新聞部からの社会的な抹殺の脅迫と、シュリからの物理的な生命の脅威。その二つの刃を同時に突きつけられ、学園長は完全に詰み、崩れ落ちるようにして椅子へと腰掛けた。
「……分かった。アーカイブの閲覧を、許可する」
男は震える手で、自身の懐から鈍い銀色の光を放つ、重厚な結晶体でできた『最高機密鍵』を取り出し、実況デスクの上へと放り出した。
「ただし、外部へのデータ送信は絶対に認めん。これ以上の拡散を止めるなら、君たちの望む記録をいくらでも見るがいい……。だから、その指をボタンから離してくれ……!」
「取引成立ですね。それでは、素晴らしい優勝の余韻をお楽しみください、学園長」
副部長はゲスな笑みを浮かべて鍵を回収すると、それを恭しくシュリへと手渡した。新聞部にとっては、校長の弱みをいつでも発表できるという「永久のスクープ材料」を手に入れたわけだから、これ以上の成果はなかった。
それから三十分後。
シュリとパシリの僕、同行を許されたハルトの三人組は、学園の特別棟のさらに奥深く、地下数百メートルに位置する最高機密アーカイブ室の扉の前に立っていた。

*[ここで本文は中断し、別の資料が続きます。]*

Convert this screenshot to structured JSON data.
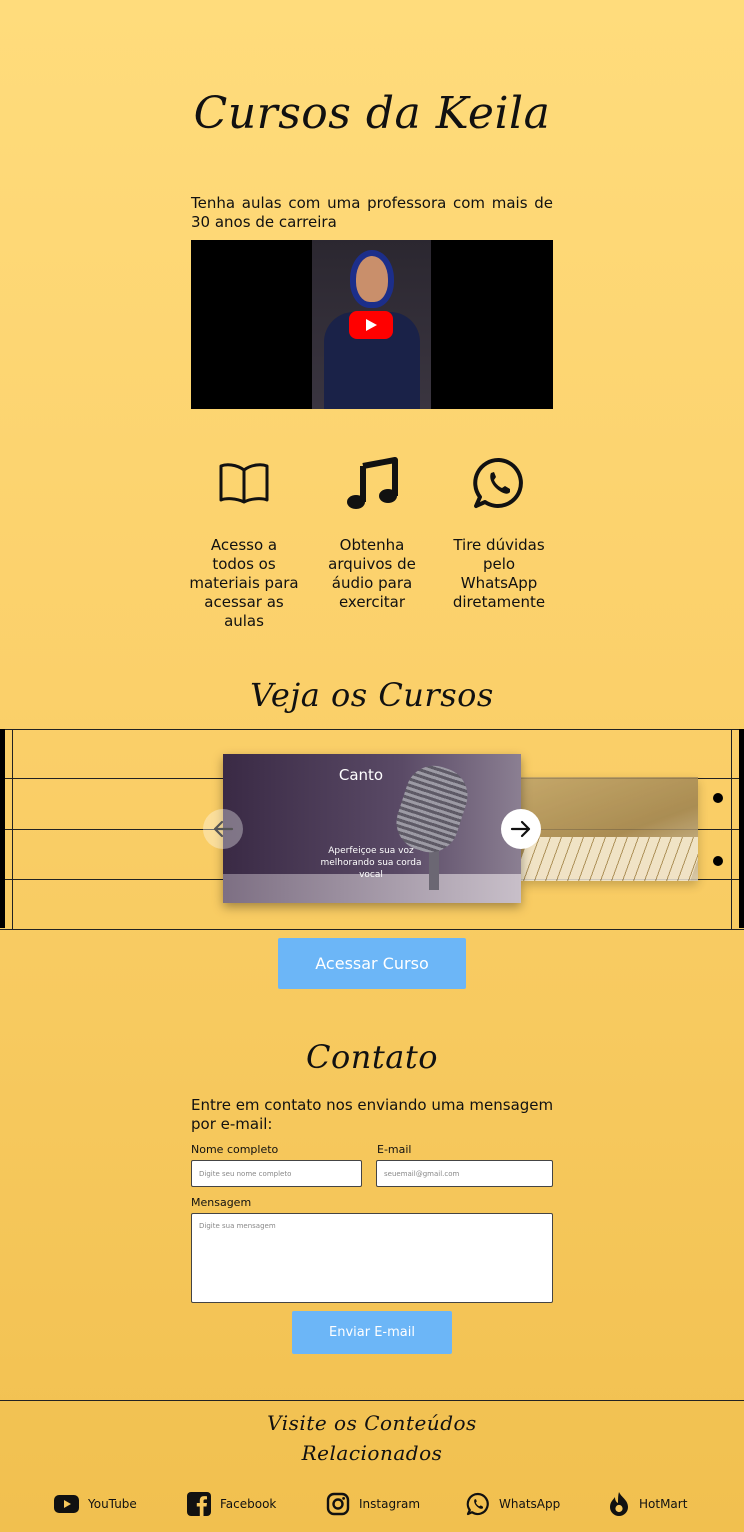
{
  "header": {
    "title": "Cursos da Keila"
  },
  "intro": {
    "text": "Tenha aulas com uma professora com mais de 30 anos de carreira"
  },
  "video": {
    "icon": "youtube-play-icon"
  },
  "features": [
    {
      "icon": "book-icon",
      "text": "Acesso a todos os materiais para acessar as aulas"
    },
    {
      "icon": "music-note-icon",
      "text": "Obtenha arquivos de áudio para exercitar"
    },
    {
      "icon": "whatsapp-icon",
      "text": "Tire dúvidas pelo WhatsApp diretamente"
    }
  ],
  "courses": {
    "title": "Veja os Cursos",
    "current": {
      "name": "Canto",
      "description": "Aperfeiçoe sua voz melhorando sua corda vocal"
    },
    "access_label": "Acessar Curso"
  },
  "contact": {
    "title": "Contato",
    "intro": "Entre em contato nos enviando uma mensagem por e-mail:",
    "name_label": "Nome completo",
    "name_placeholder": "Digite seu nome completo",
    "email_label": "E-mail",
    "email_placeholder": "seuemail@gmail.com",
    "message_label": "Mensagem",
    "message_placeholder": "Digite sua mensagem",
    "send_label": "Enviar E-mail"
  },
  "footer": {
    "title_line1": "Visite os Conteúdos",
    "title_line2": "Relacionados",
    "links": [
      {
        "icon": "youtube-icon",
        "label": "YouTube"
      },
      {
        "icon": "facebook-icon",
        "label": "Facebook"
      },
      {
        "icon": "instagram-icon",
        "label": "Instagram"
      },
      {
        "icon": "whatsapp-icon",
        "label": "WhatsApp"
      },
      {
        "icon": "hotmart-icon",
        "label": "HotMart"
      }
    ]
  },
  "colors": {
    "background": "#fbd06a",
    "button": "#6cb6f7",
    "text": "#111111"
  }
}
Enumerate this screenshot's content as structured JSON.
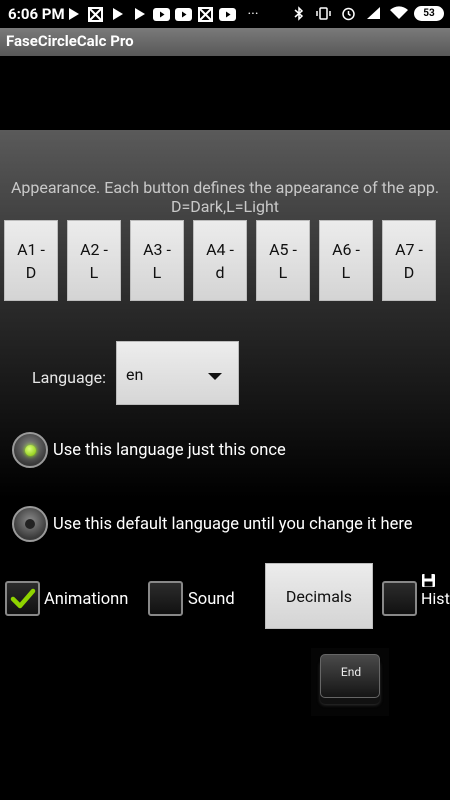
{
  "status_bar": {
    "time": "6:06 PM",
    "left_icons": [
      "play-store-icon",
      "delivery-icon",
      "play-store-icon",
      "play-store-icon",
      "youtube-icon",
      "youtube-icon",
      "delivery-icon",
      "youtube-icon",
      "more-icon"
    ],
    "more_label": "···",
    "battery": "53"
  },
  "app": {
    "title": "FaseCircleCalc Pro"
  },
  "appearance": {
    "description": "Appearance. Each button defines the appearance of the app. D=Dark,L=Light",
    "buttons": [
      {
        "label": "A1 -\nD"
      },
      {
        "label": "A2 -\nL"
      },
      {
        "label": "A3 -\nL"
      },
      {
        "label": "A4 -\nd"
      },
      {
        "label": "A5 -\nL"
      },
      {
        "label": "A6 -\nL"
      },
      {
        "label": "A7 -\nD"
      }
    ]
  },
  "language": {
    "label": "Language:",
    "selected": "en"
  },
  "language_mode": {
    "once_label": "Use this language just this once",
    "default_label": "Use this default language until you change it here",
    "selected": "once"
  },
  "options": {
    "animation_label": "Animationn",
    "animation_checked": true,
    "sound_label": "Sound",
    "sound_checked": false,
    "decimals_label": "Decimals",
    "hist_label": "Hist",
    "hist_checked": false
  },
  "end_key": {
    "label": "End"
  },
  "colors": {
    "accent_green": "#7fbf00",
    "title_bar": "#6a6a6a"
  }
}
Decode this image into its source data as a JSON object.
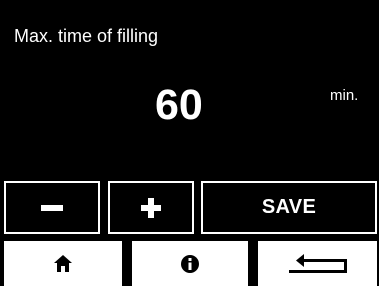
{
  "screen": {
    "title": "Max. time of filling",
    "value": "60",
    "unit": "min."
  },
  "controls": {
    "minus_icon": "minus-icon",
    "plus_icon": "plus-icon",
    "save_label": "SAVE"
  },
  "navbar": {
    "items": [
      {
        "icon": "home-icon"
      },
      {
        "icon": "info-icon"
      },
      {
        "icon": "return-arrow-icon"
      }
    ]
  },
  "colors": {
    "background": "#000000",
    "foreground": "#ffffff"
  }
}
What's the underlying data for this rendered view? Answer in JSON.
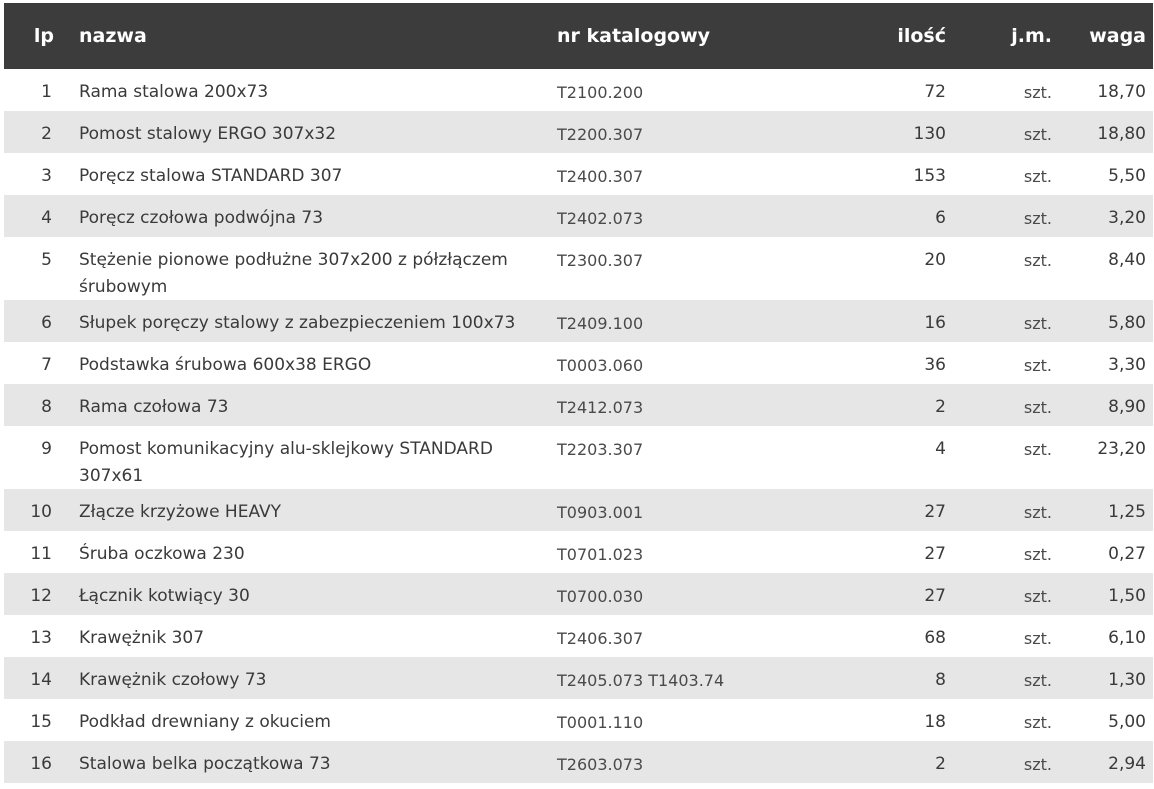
{
  "headers": {
    "lp": "lp",
    "name": "nazwa",
    "catalog": "nr katalogowy",
    "qty": "ilość",
    "unit": "j.m.",
    "weight": "waga"
  },
  "rows": [
    {
      "lp": "1",
      "name": "Rama stalowa 200x73",
      "catalog": "T2100.200",
      "qty": "72",
      "unit": "szt.",
      "weight": "18,70"
    },
    {
      "lp": "2",
      "name": "Pomost stalowy ERGO 307x32",
      "catalog": "T2200.307",
      "qty": "130",
      "unit": "szt.",
      "weight": "18,80"
    },
    {
      "lp": "3",
      "name": "Poręcz stalowa STANDARD 307",
      "catalog": "T2400.307",
      "qty": "153",
      "unit": "szt.",
      "weight": "5,50"
    },
    {
      "lp": "4",
      "name": "Poręcz czołowa podwójna 73",
      "catalog": "T2402.073",
      "qty": "6",
      "unit": "szt.",
      "weight": "3,20"
    },
    {
      "lp": "5",
      "name": "Stężenie pionowe podłużne 307x200 z półzłączem śrubowym",
      "catalog": "T2300.307",
      "qty": "20",
      "unit": "szt.",
      "weight": "8,40"
    },
    {
      "lp": "6",
      "name": "Słupek poręczy stalowy z zabezpieczeniem 100x73",
      "catalog": "T2409.100",
      "qty": "16",
      "unit": "szt.",
      "weight": "5,80"
    },
    {
      "lp": "7",
      "name": "Podstawka śrubowa 600x38 ERGO",
      "catalog": "T0003.060",
      "qty": "36",
      "unit": "szt.",
      "weight": "3,30"
    },
    {
      "lp": "8",
      "name": "Rama czołowa 73",
      "catalog": "T2412.073",
      "qty": "2",
      "unit": "szt.",
      "weight": "8,90"
    },
    {
      "lp": "9",
      "name": "Pomost komunikacyjny alu-sklejkowy STANDARD 307x61",
      "catalog": "T2203.307",
      "qty": "4",
      "unit": "szt.",
      "weight": "23,20"
    },
    {
      "lp": "10",
      "name": "Złącze krzyżowe HEAVY",
      "catalog": "T0903.001",
      "qty": "27",
      "unit": "szt.",
      "weight": "1,25"
    },
    {
      "lp": "11",
      "name": "Śruba oczkowa 230",
      "catalog": "T0701.023",
      "qty": "27",
      "unit": "szt.",
      "weight": "0,27"
    },
    {
      "lp": "12",
      "name": "Łącznik kotwiący 30",
      "catalog": "T0700.030",
      "qty": "27",
      "unit": "szt.",
      "weight": "1,50"
    },
    {
      "lp": "13",
      "name": "Krawężnik 307",
      "catalog": "T2406.307",
      "qty": "68",
      "unit": "szt.",
      "weight": "6,10"
    },
    {
      "lp": "14",
      "name": "Krawężnik czołowy 73",
      "catalog": "T2405.073  T1403.74",
      "qty": "8",
      "unit": "szt.",
      "weight": "1,30"
    },
    {
      "lp": "15",
      "name": "Podkład drewniany z okuciem",
      "catalog": "T0001.110",
      "qty": "18",
      "unit": "szt.",
      "weight": "5,00"
    },
    {
      "lp": "16",
      "name": "Stalowa belka początkowa 73",
      "catalog": "T2603.073",
      "qty": "2",
      "unit": "szt.",
      "weight": "2,94"
    }
  ]
}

周囲には、日常の喧騒も、廊下でアニマを出してイキるような浅薄な生徒たちの気配も一切届かない。
ただ、ひんやりとした古い石造りの空気と、世界の記憶そのものが沈殿しているような、重苦しい静けさだけが満ちていた。
目の前にあるのは、複雑な古代の防衛術式がびっしりと刻み込まれた、巨大な鉄鋼の扉。
シュリは手にした銀色の結晶鍵を扉の回路へと差し込んだ。
カチリ。
ゆっくりと、歴史の檻が開くようにして重い扉が左右へと分かれていく。
その暗闇の向こう側を、シュリはいつになく真剣な、悲痛なほどに張り詰めた表情で見つめていた。彼女が何年もの間、人間の街に潜伏してまで探し続けている「失踪した前の主人」の行方──その手がかりが、今まさにこの部屋の中に眠っている。
「……行くわよ、トウマ」
彼女の琥珀色の瞳の奥に残った、迷子のような微かな揺れを見つめながら、僕は「はい」と静かに頷き、その忘却のアーカイブの部屋へと一歩足を踏み入れた。